Even though you can raise or lower the sensitivity, tapping your finger against a flat surface to jump isn’t always as effective as you’d like. I cranked my sensitivity all the way up and still had trouble gaining momentum sometimes. It’s certainly not a mechanic where you need to punch through a table to get it to work, but it could use a little fine-tuning. Otherwise, getting a streak going involves timing taps just right when the character is about to hit ground again.
But What the Frog is enjoyable, and it’s funny, too. My favorite task is “listen to the guy," where you come to a stop as close to a rectangular person as possible to hear him spout lines like “I hate karate" and “Are you Asian?" Ridiculous.
As for characters, I found the frog the most versatile even if he is the first one you acquire.
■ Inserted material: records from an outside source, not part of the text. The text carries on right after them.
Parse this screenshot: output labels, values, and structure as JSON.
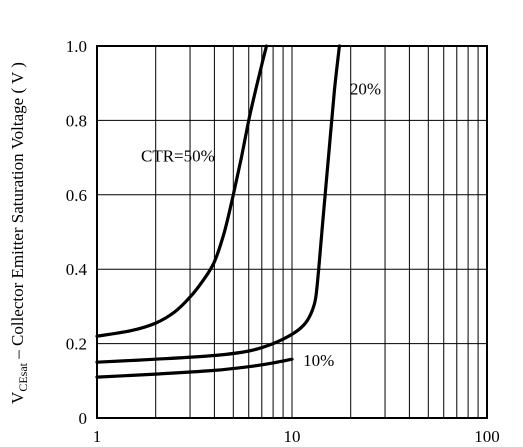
{
  "chart_data": {
    "type": "line",
    "x_scale": "log",
    "xlim": [
      1,
      100
    ],
    "ylim": [
      0,
      1.0
    ],
    "grid": true,
    "x_ticks": [
      {
        "value": 1,
        "label": "1"
      },
      {
        "value": 10,
        "label": "10"
      },
      {
        "value": 100,
        "label": "100"
      }
    ],
    "y_ticks": [
      {
        "value": 0,
        "label": "0"
      },
      {
        "value": 0.2,
        "label": "0.2"
      },
      {
        "value": 0.4,
        "label": "0.4"
      },
      {
        "value": 0.6,
        "label": "0.6"
      },
      {
        "value": 0.8,
        "label": "0.8"
      },
      {
        "value": 1.0,
        "label": "1.0"
      }
    ],
    "ylabel": {
      "main": "V",
      "subscript": "CEsat",
      "rest": " – Collector Emitter Saturation Voltage ( V )"
    },
    "series": [
      {
        "name": "CTR=50%",
        "x": [
          1,
          1.5,
          2,
          2.5,
          3,
          3.5,
          4,
          4.5,
          5,
          5.5,
          6,
          6.5,
          7,
          7.4
        ],
        "y": [
          0.22,
          0.235,
          0.255,
          0.285,
          0.325,
          0.37,
          0.42,
          0.5,
          0.6,
          0.7,
          0.8,
          0.88,
          0.95,
          1.0
        ]
      },
      {
        "name": "20%",
        "x": [
          1,
          2,
          4,
          6,
          8,
          10,
          11.5,
          12.5,
          13.2,
          13.7,
          14.5,
          15.5,
          16.5,
          17.5
        ],
        "y": [
          0.15,
          0.158,
          0.168,
          0.18,
          0.2,
          0.225,
          0.25,
          0.28,
          0.32,
          0.4,
          0.55,
          0.72,
          0.88,
          1.0
        ]
      },
      {
        "name": "10%",
        "x": [
          1,
          2,
          4,
          6,
          8,
          10
        ],
        "y": [
          0.11,
          0.118,
          0.128,
          0.138,
          0.148,
          0.158
        ]
      }
    ],
    "annotations": [
      {
        "text": "CTR=50%",
        "x": 2.6,
        "y": 0.69
      },
      {
        "text": "20%",
        "x": 23.8,
        "y": 0.87
      },
      {
        "text": "10%",
        "x": 13.7,
        "y": 0.14
      }
    ]
  }
}
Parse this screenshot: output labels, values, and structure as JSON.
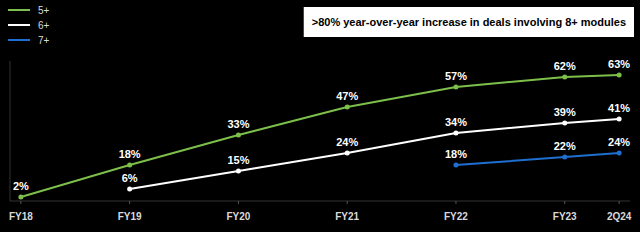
{
  "chart_data": {
    "type": "line",
    "title": ">80% year-over-year increase in deals involving 8+ modules",
    "x": [
      18,
      19,
      20,
      21,
      22,
      23,
      23.5
    ],
    "xlim": [
      17.9,
      23.6
    ],
    "xticks": [
      {
        "value": 18,
        "label": "FY18"
      },
      {
        "value": 19,
        "label": "FY19"
      },
      {
        "value": 20,
        "label": "FY20"
      },
      {
        "value": 21,
        "label": "FY21"
      },
      {
        "value": 22,
        "label": "FY22"
      },
      {
        "value": 23,
        "label": "FY23"
      },
      {
        "value": 23.5,
        "label": "2Q24"
      }
    ],
    "ylim": [
      0,
      70
    ],
    "tick_labels": "x",
    "grid": false,
    "legend": "top-left",
    "data_labels": true,
    "marker": "circle",
    "series": [
      {
        "name": "5+",
        "color": "#7cbf4a",
        "values": [
          2,
          18,
          33,
          47,
          57,
          62,
          63
        ],
        "value_labels": [
          "2%",
          "18%",
          "33%",
          "47%",
          "57%",
          "62%",
          "63%"
        ]
      },
      {
        "name": "6+",
        "color": "#ffffff",
        "values": [
          null,
          6,
          15,
          24,
          34,
          39,
          41
        ],
        "value_labels": [
          null,
          "6%",
          "15%",
          "24%",
          "34%",
          "39%",
          "41%"
        ]
      },
      {
        "name": "7+",
        "color": "#1f6fd1",
        "values": [
          null,
          null,
          null,
          null,
          18,
          22,
          24
        ],
        "value_labels": [
          null,
          null,
          null,
          null,
          "18%",
          "22%",
          "24%"
        ]
      }
    ]
  }
}
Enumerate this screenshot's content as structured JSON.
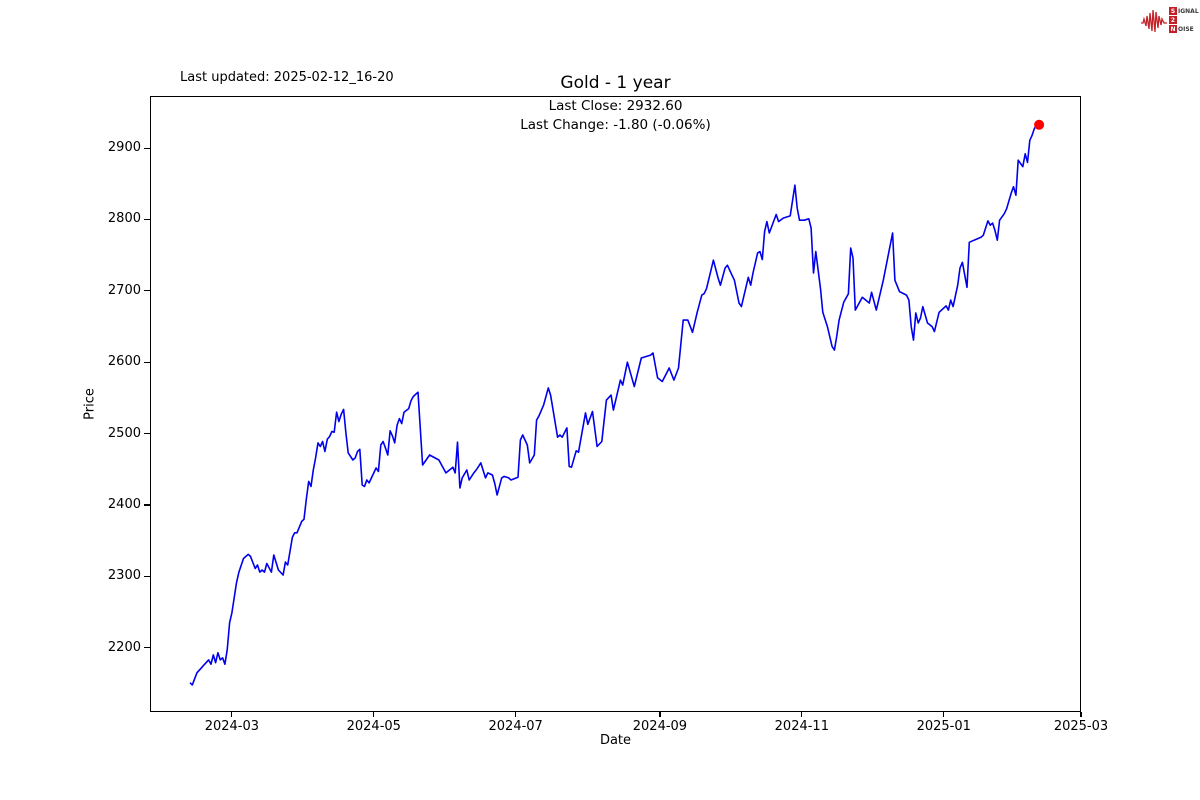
{
  "header": {
    "last_updated": "Last updated: 2025-02-12_16-20"
  },
  "logo": {
    "signal_initial": "S",
    "signal_rest": "IGNAL",
    "digit": "2",
    "noise_initial": "N",
    "noise_rest": "OISE",
    "accent_color": "#c32127"
  },
  "chart_data": {
    "type": "line",
    "title": "Gold - 1 year",
    "annotation_line1": "Last Close: 2932.60",
    "annotation_line2": "Last Change: -1.80 (-0.06%)",
    "last_close": 2932.6,
    "last_change": "-1.80 (-0.06%)",
    "xlabel": "Date",
    "ylabel": "Price",
    "line_color": "#0000ee",
    "last_point_color": "#ff0000",
    "grid": false,
    "legend": "none",
    "x_unit": "days since 2024-02-12",
    "x_start_date": "2024-02-12",
    "x_end_date": "2025-02-12",
    "xlim_days": [
      -17.2,
      383
    ],
    "ylim": [
      2110,
      2973
    ],
    "y_ticks": [
      2200,
      2300,
      2400,
      2500,
      2600,
      2700,
      2800,
      2900
    ],
    "x_ticks": [
      {
        "day": 18,
        "label": "2024-03"
      },
      {
        "day": 79,
        "label": "2024-05"
      },
      {
        "day": 140,
        "label": "2024-07"
      },
      {
        "day": 202,
        "label": "2024-09"
      },
      {
        "day": 263,
        "label": "2024-11"
      },
      {
        "day": 324,
        "label": "2025-01"
      },
      {
        "day": 383,
        "label": "2025-03"
      }
    ],
    "series": [
      {
        "name": "Gold",
        "points": [
          [
            0,
            2151
          ],
          [
            1,
            2148
          ],
          [
            3,
            2165
          ],
          [
            5,
            2172
          ],
          [
            6,
            2176
          ],
          [
            8,
            2183
          ],
          [
            9,
            2177
          ],
          [
            10,
            2190
          ],
          [
            11,
            2179
          ],
          [
            12,
            2193
          ],
          [
            13,
            2183
          ],
          [
            14,
            2186
          ],
          [
            15,
            2177
          ],
          [
            16,
            2197
          ],
          [
            17,
            2235
          ],
          [
            18,
            2249
          ],
          [
            19,
            2270
          ],
          [
            20,
            2291
          ],
          [
            21,
            2306
          ],
          [
            23,
            2325
          ],
          [
            25,
            2331
          ],
          [
            26,
            2328
          ],
          [
            28,
            2311
          ],
          [
            29,
            2316
          ],
          [
            30,
            2306
          ],
          [
            31,
            2309
          ],
          [
            32,
            2306
          ],
          [
            33,
            2318
          ],
          [
            35,
            2306
          ],
          [
            36,
            2330
          ],
          [
            38,
            2309
          ],
          [
            40,
            2302
          ],
          [
            41,
            2320
          ],
          [
            42,
            2316
          ],
          [
            44,
            2355
          ],
          [
            45,
            2361
          ],
          [
            46,
            2361
          ],
          [
            48,
            2377
          ],
          [
            49,
            2380
          ],
          [
            50,
            2408
          ],
          [
            51,
            2433
          ],
          [
            52,
            2426
          ],
          [
            53,
            2449
          ],
          [
            54,
            2466
          ],
          [
            55,
            2487
          ],
          [
            56,
            2482
          ],
          [
            57,
            2489
          ],
          [
            58,
            2475
          ],
          [
            59,
            2492
          ],
          [
            60,
            2496
          ],
          [
            61,
            2503
          ],
          [
            62,
            2502
          ],
          [
            63,
            2530
          ],
          [
            64,
            2517
          ],
          [
            65,
            2527
          ],
          [
            66,
            2534
          ],
          [
            67,
            2501
          ],
          [
            68,
            2473
          ],
          [
            70,
            2463
          ],
          [
            71,
            2466
          ],
          [
            72,
            2475
          ],
          [
            73,
            2478
          ],
          [
            74,
            2428
          ],
          [
            75,
            2426
          ],
          [
            76,
            2435
          ],
          [
            77,
            2431
          ],
          [
            79,
            2445
          ],
          [
            80,
            2452
          ],
          [
            81,
            2447
          ],
          [
            82,
            2484
          ],
          [
            83,
            2489
          ],
          [
            84,
            2480
          ],
          [
            85,
            2470
          ],
          [
            86,
            2504
          ],
          [
            87,
            2497
          ],
          [
            88,
            2487
          ],
          [
            89,
            2512
          ],
          [
            90,
            2521
          ],
          [
            91,
            2514
          ],
          [
            92,
            2530
          ],
          [
            94,
            2535
          ],
          [
            95,
            2546
          ],
          [
            96,
            2552
          ],
          [
            98,
            2558
          ],
          [
            100,
            2456
          ],
          [
            103,
            2470
          ],
          [
            107,
            2463
          ],
          [
            110,
            2445
          ],
          [
            113,
            2453
          ],
          [
            114,
            2445
          ],
          [
            115,
            2488
          ],
          [
            116,
            2424
          ],
          [
            117,
            2438
          ],
          [
            119,
            2449
          ],
          [
            120,
            2435
          ],
          [
            122,
            2445
          ],
          [
            123,
            2449
          ],
          [
            125,
            2459
          ],
          [
            127,
            2438
          ],
          [
            128,
            2445
          ],
          [
            130,
            2442
          ],
          [
            131,
            2430
          ],
          [
            132,
            2414
          ],
          [
            134,
            2438
          ],
          [
            135,
            2440
          ],
          [
            137,
            2438
          ],
          [
            138,
            2435
          ],
          [
            141,
            2439
          ],
          [
            142,
            2491
          ],
          [
            143,
            2498
          ],
          [
            145,
            2484
          ],
          [
            146,
            2459
          ],
          [
            148,
            2470
          ],
          [
            149,
            2519
          ],
          [
            150,
            2525
          ],
          [
            152,
            2540
          ],
          [
            154,
            2564
          ],
          [
            155,
            2554
          ],
          [
            158,
            2495
          ],
          [
            159,
            2498
          ],
          [
            160,
            2495
          ],
          [
            162,
            2508
          ],
          [
            163,
            2454
          ],
          [
            164,
            2453
          ],
          [
            166,
            2476
          ],
          [
            167,
            2474
          ],
          [
            170,
            2529
          ],
          [
            171,
            2513
          ],
          [
            173,
            2531
          ],
          [
            175,
            2482
          ],
          [
            177,
            2489
          ],
          [
            179,
            2547
          ],
          [
            181,
            2554
          ],
          [
            182,
            2533
          ],
          [
            185,
            2575
          ],
          [
            186,
            2568
          ],
          [
            188,
            2600
          ],
          [
            191,
            2566
          ],
          [
            194,
            2606
          ],
          [
            198,
            2610
          ],
          [
            199,
            2613
          ],
          [
            201,
            2578
          ],
          [
            203,
            2573
          ],
          [
            206,
            2592
          ],
          [
            208,
            2575
          ],
          [
            210,
            2592
          ],
          [
            212,
            2659
          ],
          [
            214,
            2659
          ],
          [
            216,
            2642
          ],
          [
            218,
            2670
          ],
          [
            220,
            2694
          ],
          [
            221,
            2696
          ],
          [
            222,
            2703
          ],
          [
            225,
            2743
          ],
          [
            227,
            2718
          ],
          [
            228,
            2708
          ],
          [
            230,
            2732
          ],
          [
            231,
            2736
          ],
          [
            233,
            2722
          ],
          [
            234,
            2715
          ],
          [
            236,
            2683
          ],
          [
            237,
            2678
          ],
          [
            240,
            2719
          ],
          [
            241,
            2708
          ],
          [
            242,
            2725
          ],
          [
            244,
            2753
          ],
          [
            245,
            2755
          ],
          [
            246,
            2744
          ],
          [
            247,
            2783
          ],
          [
            248,
            2797
          ],
          [
            249,
            2781
          ],
          [
            252,
            2807
          ],
          [
            253,
            2797
          ],
          [
            255,
            2802
          ],
          [
            258,
            2805
          ],
          [
            260,
            2848
          ],
          [
            261,
            2816
          ],
          [
            262,
            2799
          ],
          [
            264,
            2799
          ],
          [
            266,
            2801
          ],
          [
            267,
            2788
          ],
          [
            268,
            2725
          ],
          [
            269,
            2755
          ],
          [
            271,
            2703
          ],
          [
            272,
            2670
          ],
          [
            274,
            2650
          ],
          [
            276,
            2622
          ],
          [
            277,
            2617
          ],
          [
            278,
            2636
          ],
          [
            279,
            2659
          ],
          [
            281,
            2684
          ],
          [
            283,
            2696
          ],
          [
            284,
            2760
          ],
          [
            285,
            2746
          ],
          [
            286,
            2673
          ],
          [
            289,
            2691
          ],
          [
            292,
            2683
          ],
          [
            293,
            2698
          ],
          [
            295,
            2673
          ],
          [
            298,
            2715
          ],
          [
            302,
            2781
          ],
          [
            303,
            2715
          ],
          [
            305,
            2699
          ],
          [
            308,
            2694
          ],
          [
            309,
            2687
          ],
          [
            310,
            2650
          ],
          [
            311,
            2631
          ],
          [
            312,
            2669
          ],
          [
            313,
            2655
          ],
          [
            314,
            2662
          ],
          [
            315,
            2678
          ],
          [
            317,
            2655
          ],
          [
            319,
            2650
          ],
          [
            320,
            2643
          ],
          [
            322,
            2670
          ],
          [
            325,
            2679
          ],
          [
            326,
            2673
          ],
          [
            327,
            2687
          ],
          [
            328,
            2678
          ],
          [
            330,
            2708
          ],
          [
            331,
            2732
          ],
          [
            332,
            2740
          ],
          [
            334,
            2705
          ],
          [
            335,
            2768
          ],
          [
            337,
            2771
          ],
          [
            340,
            2775
          ],
          [
            341,
            2778
          ],
          [
            343,
            2798
          ],
          [
            344,
            2792
          ],
          [
            345,
            2795
          ],
          [
            346,
            2785
          ],
          [
            347,
            2771
          ],
          [
            348,
            2799
          ],
          [
            350,
            2808
          ],
          [
            351,
            2815
          ],
          [
            353,
            2837
          ],
          [
            354,
            2846
          ],
          [
            355,
            2834
          ],
          [
            356,
            2883
          ],
          [
            358,
            2874
          ],
          [
            359,
            2892
          ],
          [
            360,
            2880
          ],
          [
            361,
            2911
          ],
          [
            362,
            2918
          ],
          [
            363,
            2928
          ],
          [
            365,
            2932.6
          ]
        ]
      }
    ]
  }
}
He’s springy and a good shape to roll with, and he changes colors as you progress and do better. Every character — like the bicycle and front-loading washing machine — has its own advantages and disadvantages, and some are better equipped to handle certain challenges than others. Experimentation is how you’ll learn.
Another fun touch is the autopilot bonus. Basically, if you jump high enough to smack into a bird (think the simple, wavy-line kind you learned to draw when you were 5-years-old), you get maybe 10 seconds to sit back and watch the game play itself. It guarantees you’ll survive for a little longer, which may be exactly what you need to reach that next high score and free up another character.
One of the App Store screenshots says a touch mode is included, but I had no idea how to activate it while playing, if it’s even available yet. Tapping the screen only pauses the action, allowing you to switch characters, restart, or visit the Game Center.
What the Frog is goofy, but it’s a fun concept whose gimmick succeeds more than it fails. The sense of progress while playing is measurable, and the five achievements offer just enough to support the length of the experience. I urge anyone in the forums who passed it over to give it a try. A dollar gets you everything, and there are no in-app purchases or ads to contend with.